Democracy Now! talks to a man who lost his wife in the attacks and is preparing to sue the White House.
Newsweek is reporting President Bush may try to invoke executive privilege to keep key documents relating to the September 11 attacks out of the hands of investigators with the independent panel created by Congress to probe all aspects of 9-11.
Last week, we spoke with Newsweek investigative reporter Michael Isikoff, who said that administration officials are waging a behind-the-scenes battle to restrict public disclosure of an 800-page secret report prepared by a joint congressional inquiry. The report details intelligence and law-enforcement failures that preceded the September 11 attacks, including warnings given to President Bush and his top advisors during the summer of 2001.

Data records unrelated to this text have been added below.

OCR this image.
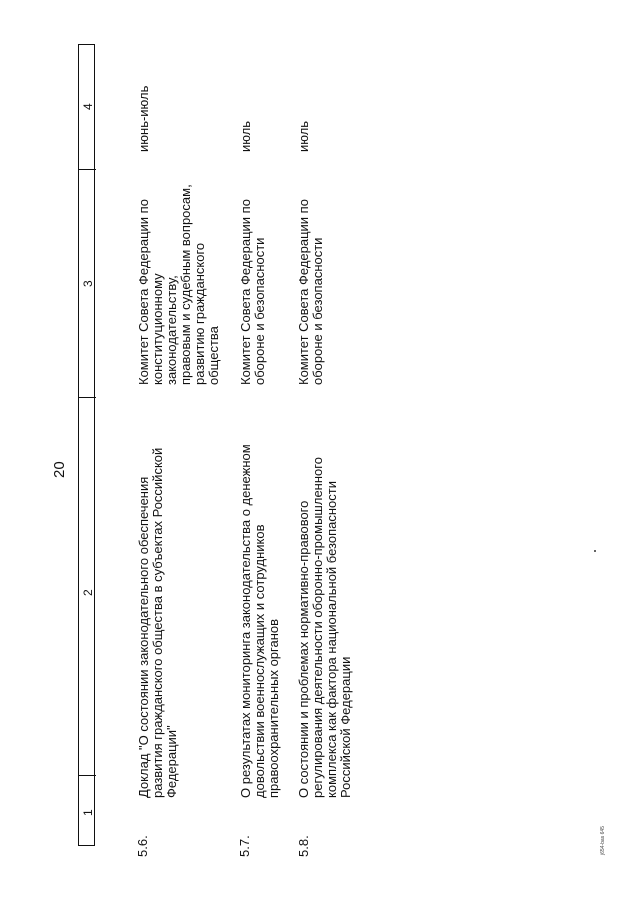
20
1
2
3
4
5.6.
Доклад "О состоянии законодательного обеспечения
развития гражданского общества в субъектах Российской
Федерации"
Комитет Совета Федерации по
конституционному
законодательству,
правовым и судебным вопросам,
развитию гражданского
общества
июнь-июль
5.7.
О результатах мониторинга законодательства о денежном
довольствии военнослужащих и сотрудников
правоохранительных органов
Комитет Совета Федерации по
обороне и безопасности
июль
5.8.
О состоянии и проблемах нормативно-правового
регулирования деятельности оборонно-промышленного
комплекса как фактора национальной безопасности
Российской Федерации
Комитет Совета Федерации по
обороне и безопасности
июль
j654-bas 645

This week, Isikoff and Mark Hosenball are reporting chief that White House council Alberto Gonzales privately told the chair of the 9-11 panel Thomas Kean that the White House may seek to invoke executive privilege over documents sought by the commission. (Thomas Kean is the former Republican governor of New Jersey who Bush named to chair the panel.)
Among the most sensitive documents the commission is interested in reviewing are internal National Security Council minutes from the spring and summer of 2001. That is when the CIA and other intelligence agencies were warning that an attack by Al Qaeda could well be imminent.
The panel is also expected to seek interviews with key players in the Bush administration such as national security adviser Condoleezza Rice. And the panel will likely request to review debriefings of key Al Qaeda suspects who have been arrested.
- Stephen Push, with Families of September 11. His wife of 21 years, Lisa J. Raines, was on American Airlines Flight 77 that crashed into the Pentagon on September 11, 2001.